In the same way that a pure song meanders
Through the miraculous resonance of strings as they are played
And finds itself again,
And just as the melodies interweave
So that the listeners, newly enraptured, continue to pay attention:

That is how, for me, the river flows so solidly
In a silver mass, twisted around like a snake,
Through bushes which sway
As they are sweetly bound up in the magic
Since they have found themselves anew in the mirror;

Where the hills are so keen
(And bright clouds are keen) to show themselves rocking gently,
While faint stars in the distance are already
Climbing out of the blue depth,
The drunken eyes of the sun bend down.

Thus it is that all beings gleam
In outline within a childlike attitude,
Which, dedicated to beauty
Through the gentle goodness of the gods,
Preserves the transitory blossom in the crystal.


Friedrich von Schlegel, Der Fluß D 693

Just as music only makes sense with the passage of time, the flowing water of the river helps the sensitive observer recognise the harmonies and the inner structures that unify the transitory experiences of a human life.
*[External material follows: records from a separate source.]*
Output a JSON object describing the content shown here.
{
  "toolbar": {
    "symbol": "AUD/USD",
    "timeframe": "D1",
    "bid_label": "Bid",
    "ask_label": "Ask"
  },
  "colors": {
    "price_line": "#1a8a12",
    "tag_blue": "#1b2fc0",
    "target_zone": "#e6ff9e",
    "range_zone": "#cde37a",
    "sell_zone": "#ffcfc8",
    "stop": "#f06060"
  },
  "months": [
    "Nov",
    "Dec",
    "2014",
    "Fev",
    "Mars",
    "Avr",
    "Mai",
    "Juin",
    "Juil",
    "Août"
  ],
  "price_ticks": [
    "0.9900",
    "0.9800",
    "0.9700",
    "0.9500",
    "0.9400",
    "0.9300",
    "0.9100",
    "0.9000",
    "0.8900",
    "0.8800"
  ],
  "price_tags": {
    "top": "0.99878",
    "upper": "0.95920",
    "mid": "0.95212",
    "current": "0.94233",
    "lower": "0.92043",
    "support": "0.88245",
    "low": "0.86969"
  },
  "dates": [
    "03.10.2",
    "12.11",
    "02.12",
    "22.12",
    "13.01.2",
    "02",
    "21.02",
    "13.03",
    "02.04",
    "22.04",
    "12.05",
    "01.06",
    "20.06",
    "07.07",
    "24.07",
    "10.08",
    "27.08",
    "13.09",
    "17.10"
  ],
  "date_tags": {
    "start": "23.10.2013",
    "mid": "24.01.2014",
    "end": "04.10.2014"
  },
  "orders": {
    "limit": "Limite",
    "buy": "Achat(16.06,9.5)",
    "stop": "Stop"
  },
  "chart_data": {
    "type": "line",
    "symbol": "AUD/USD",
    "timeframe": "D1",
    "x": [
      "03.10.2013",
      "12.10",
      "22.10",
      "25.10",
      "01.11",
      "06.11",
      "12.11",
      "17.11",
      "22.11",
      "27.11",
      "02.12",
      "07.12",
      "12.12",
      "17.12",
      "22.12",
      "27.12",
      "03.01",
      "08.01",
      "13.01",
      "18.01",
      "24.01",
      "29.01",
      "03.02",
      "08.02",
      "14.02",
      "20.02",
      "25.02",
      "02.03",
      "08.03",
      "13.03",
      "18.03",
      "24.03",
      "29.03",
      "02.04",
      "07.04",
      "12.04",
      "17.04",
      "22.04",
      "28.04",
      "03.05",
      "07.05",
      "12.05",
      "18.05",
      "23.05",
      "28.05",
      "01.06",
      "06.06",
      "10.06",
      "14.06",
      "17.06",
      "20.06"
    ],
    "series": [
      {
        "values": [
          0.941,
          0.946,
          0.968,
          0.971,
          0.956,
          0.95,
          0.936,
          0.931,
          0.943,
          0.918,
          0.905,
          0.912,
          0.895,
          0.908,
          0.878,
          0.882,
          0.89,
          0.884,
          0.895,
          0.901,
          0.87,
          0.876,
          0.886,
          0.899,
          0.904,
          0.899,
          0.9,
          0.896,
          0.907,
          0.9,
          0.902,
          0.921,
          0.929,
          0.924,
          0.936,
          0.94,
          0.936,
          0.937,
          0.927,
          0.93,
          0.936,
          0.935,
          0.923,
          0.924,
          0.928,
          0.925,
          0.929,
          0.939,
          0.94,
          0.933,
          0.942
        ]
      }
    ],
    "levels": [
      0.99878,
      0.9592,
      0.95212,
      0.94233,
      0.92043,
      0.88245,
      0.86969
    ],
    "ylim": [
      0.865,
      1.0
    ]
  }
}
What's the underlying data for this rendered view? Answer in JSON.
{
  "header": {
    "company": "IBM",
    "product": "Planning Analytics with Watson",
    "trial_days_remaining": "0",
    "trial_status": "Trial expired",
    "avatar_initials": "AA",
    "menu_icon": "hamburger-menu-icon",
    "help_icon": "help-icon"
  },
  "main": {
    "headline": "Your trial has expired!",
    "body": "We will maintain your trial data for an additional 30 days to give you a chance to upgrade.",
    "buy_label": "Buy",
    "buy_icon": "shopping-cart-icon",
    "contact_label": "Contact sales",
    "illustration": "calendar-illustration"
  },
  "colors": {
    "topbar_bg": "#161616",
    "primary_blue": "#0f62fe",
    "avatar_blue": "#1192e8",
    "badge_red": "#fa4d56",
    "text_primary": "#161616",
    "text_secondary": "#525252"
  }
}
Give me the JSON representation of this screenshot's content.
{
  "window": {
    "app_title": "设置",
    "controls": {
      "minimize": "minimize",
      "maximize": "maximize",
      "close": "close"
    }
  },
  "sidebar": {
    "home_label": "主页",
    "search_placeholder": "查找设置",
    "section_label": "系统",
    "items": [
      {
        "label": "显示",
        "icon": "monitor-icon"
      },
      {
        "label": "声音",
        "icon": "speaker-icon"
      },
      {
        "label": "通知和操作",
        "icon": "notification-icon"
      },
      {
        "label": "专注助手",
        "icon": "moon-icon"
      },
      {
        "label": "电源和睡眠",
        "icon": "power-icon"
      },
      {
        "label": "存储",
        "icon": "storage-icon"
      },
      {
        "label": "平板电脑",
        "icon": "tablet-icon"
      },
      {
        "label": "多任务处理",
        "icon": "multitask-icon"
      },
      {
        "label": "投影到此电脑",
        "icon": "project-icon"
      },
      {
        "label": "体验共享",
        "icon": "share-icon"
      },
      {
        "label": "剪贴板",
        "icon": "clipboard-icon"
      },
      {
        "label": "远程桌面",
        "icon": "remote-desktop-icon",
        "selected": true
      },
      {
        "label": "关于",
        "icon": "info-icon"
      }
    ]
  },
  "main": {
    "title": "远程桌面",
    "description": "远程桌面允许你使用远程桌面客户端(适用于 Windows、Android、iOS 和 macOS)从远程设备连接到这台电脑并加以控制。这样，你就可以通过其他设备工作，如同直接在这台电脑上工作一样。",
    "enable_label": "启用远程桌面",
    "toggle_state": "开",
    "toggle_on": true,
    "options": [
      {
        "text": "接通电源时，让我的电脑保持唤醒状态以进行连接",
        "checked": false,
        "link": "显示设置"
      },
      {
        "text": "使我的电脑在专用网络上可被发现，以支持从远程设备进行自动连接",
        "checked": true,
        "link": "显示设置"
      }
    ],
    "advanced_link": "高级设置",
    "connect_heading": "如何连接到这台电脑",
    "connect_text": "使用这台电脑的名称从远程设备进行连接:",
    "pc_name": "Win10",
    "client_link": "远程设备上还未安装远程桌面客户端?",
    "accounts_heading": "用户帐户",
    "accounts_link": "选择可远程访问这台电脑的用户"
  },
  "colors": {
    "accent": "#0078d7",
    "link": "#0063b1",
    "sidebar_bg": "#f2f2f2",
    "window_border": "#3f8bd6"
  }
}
As the river flows we notice the surrounding landscape and the movements of the sun and stars reflected and glistening in the water. There is more movement than stability, there are many more verbs than nouns (meandering, resonating, interweaving, flowing, twisting, swaying, rocking, climbing, bending down, gleaming), but rather than these moments of change dispersing and fragmenting our experience, they come together to cohere in the river and in the poet’s perceptions. Thus it is that ‘the transitory blossom’ comes to be preserved in ‘the crystal’.

Schlegel’s river is the mirror where the sensitive soul manages to make sense of the mystery of continuity in a world of flux, the paradox of personal identity in a changing world. We come to the river and we reflect.